Despite recent research suggesting that money can in fact buy happiness, more Americans are redefining success and happiness in a way that doesn't involve wealth. Only around one in four Americans (27 percent) still believes that wealth determines success, according to The LifeTwist study, a survey of more than 2,000 Americans commissioned by American Express.
Americans ranked their top five contributors to success, with 85 percent saying that good health is essential. Other contributors to success included finding time for the "important things in life" (83 percent), having a good marriage or relationship (81 percent), good management of personal finances (81 percent), having a good work-life balance (79 percent), and having a job or career you love (75 percent). But keeping an open and flexible mindset was the most universal ingredient for success: The overwhelming majority of Americans (94 percent) agree that being open to change is essential to a successful life.
"Dozens of the survey’s findings reflect a new American notion of success, but perhaps none more starkly than the sentiment that Americans ranked 'having a lot of money' 20th on a list of 22 possible contributors to having a successful life," the survey's authors write in a press release. "This sentiment mirrors the steadily rising trend ... that Americans are increasingly placing greater priority on living a fulfilling life –- in which being wealthy is not the most significant factor."
The floundering economy and high unemployment rates have played a role in changing attitudes towards wealth and success. While 43 percent of Americans say they've experienced a financial setback, more than half say that such experiences have helped them realize what's important in life, and 42 percent say that the obstacle has opened their eyes to new experiences.
Rising work stress levels may also be playing a part in the shift away from a wealth-based notion of success. Eight in 10 employed Americans say that they're stressed about work, with poor compensation and an unreasonable workload tied as the number-one occupational stressors.
To combat mounting stress in both work and personal lives, Huffington Post President and Editor-in-Chief Arianna Huffington urges women to "lean back" and focus on their health and well-being in order to find personal fulfillment.

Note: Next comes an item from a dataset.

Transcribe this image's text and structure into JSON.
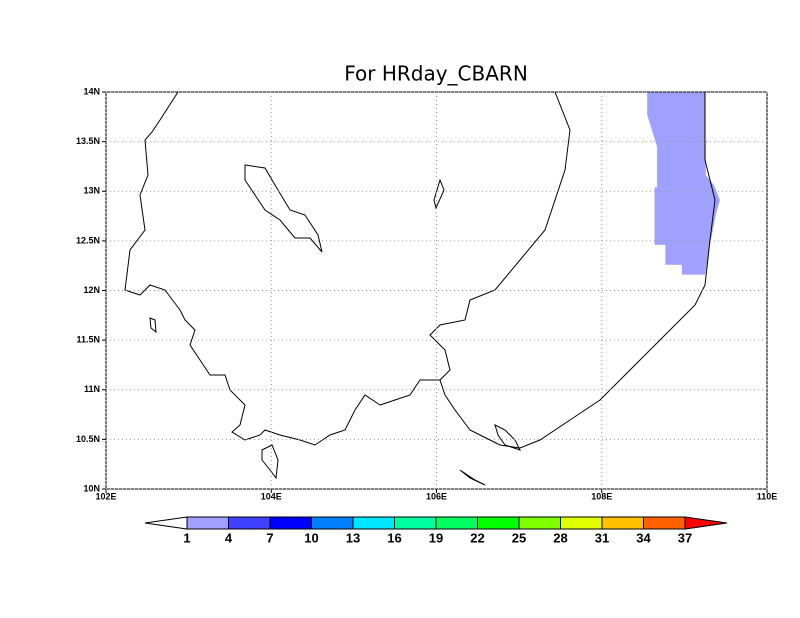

"The world needs women to redefine success beyond money and power," Huffington wrote in a Wall Street Journal blog. "We need a third metric, based on our well-being, our health, our ability to unplug and recharge and renew ourselves, and to find joy in both our job and the rest of our life. Ultimately, success is not about money or position, but about living the life you want, not just the life you settle for."
Prioritizing the pursuit of joy may not only boost well-being, but can actually spur success: A 2005 study found that happy people are generally successful in work, relationships and health (and they may also enjoy better sleep).
Another positive finding? Six in 10 respondents in the LifeTwist study already consider themselves to be successful, while 83 percent say "I'm a work in progress."